FAY WRAY APPROVES OF NEW 'KONG' PROJECT
Speaking exclusively to New Zealand's Dominion Post in Wellington, the Canadian-born actress, who is now 95, said she was impressed Jackson wanted to remain true to the original by setting it in the same period.
"I remember Merion Cooper so well, who created the original. I still remember when he was just thinking of the idea for the film and he looked at me and said, I know -- I think I will call it Kong -- no, even better, I will call it King Kong!'" she told the paper. "He was a wonderful person -- so strong and devoted to film. I think it is excellent and honorable that Peter Jackson wants to be true to the original. And I am proud that he wants to keep King Kong alive."
While Wray, who began her film career in 1923, approved the remake, she said she would not consider making a cameo appearance. When Jackson and backers Universal first considered making the film in 1996, Wray had been invited to make a cameo, uttering the famous line at the end of the original film: "It was beauty killed the beast."

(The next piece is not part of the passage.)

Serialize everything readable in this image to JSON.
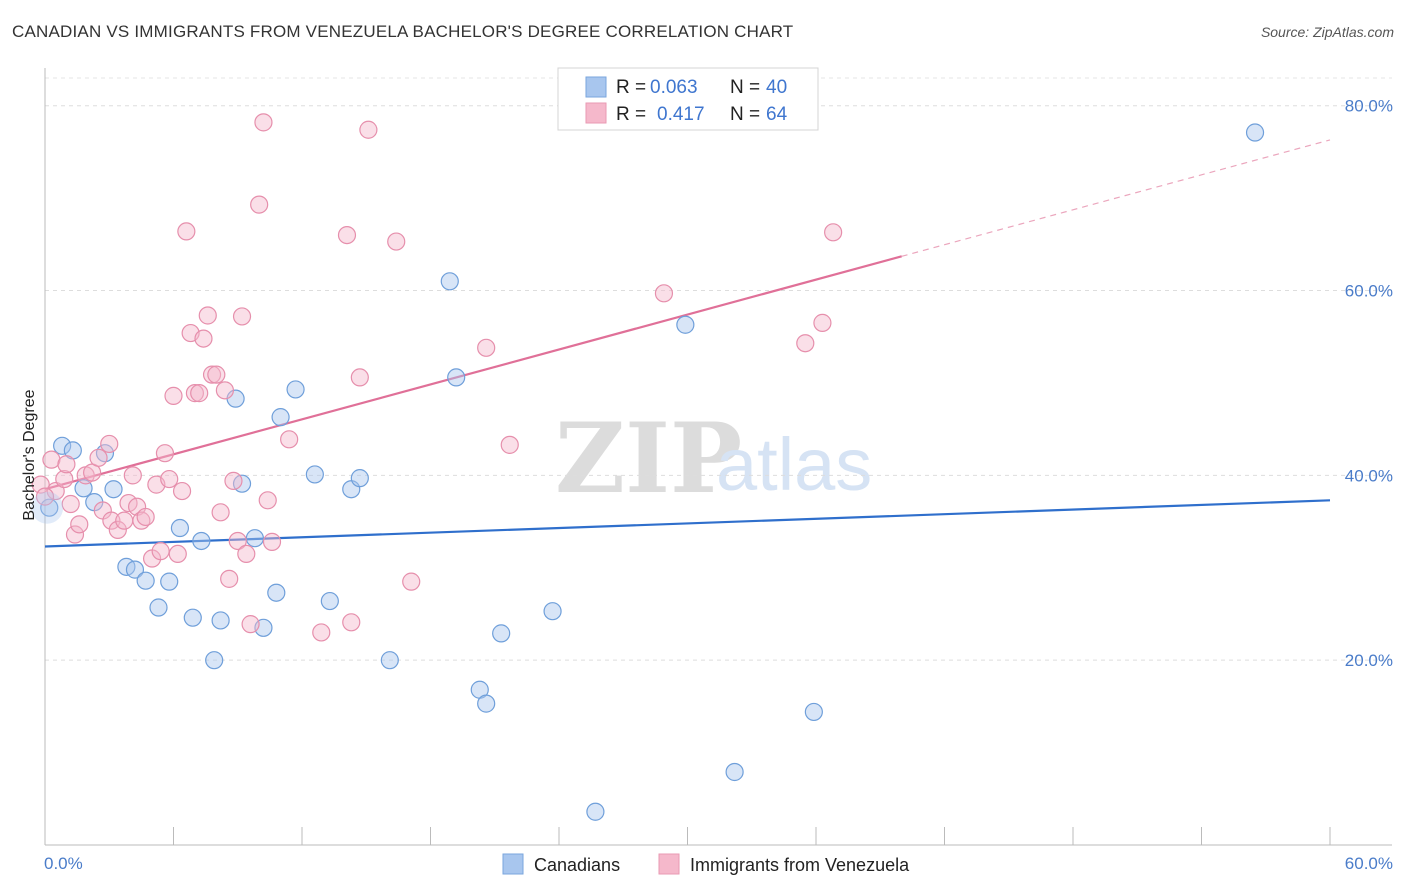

"(King) Kong was always an independent kind of guy and I think he should stay that way," she joked. "But, it is wonderful knowing that people care, and that Peter Jackson cares. That is what is important."
Jackson said earlier this week he was 9 when he saw the original film, which features Wray in the clutches of King Kong on top of the Empire State Building, and it inspired him to make films.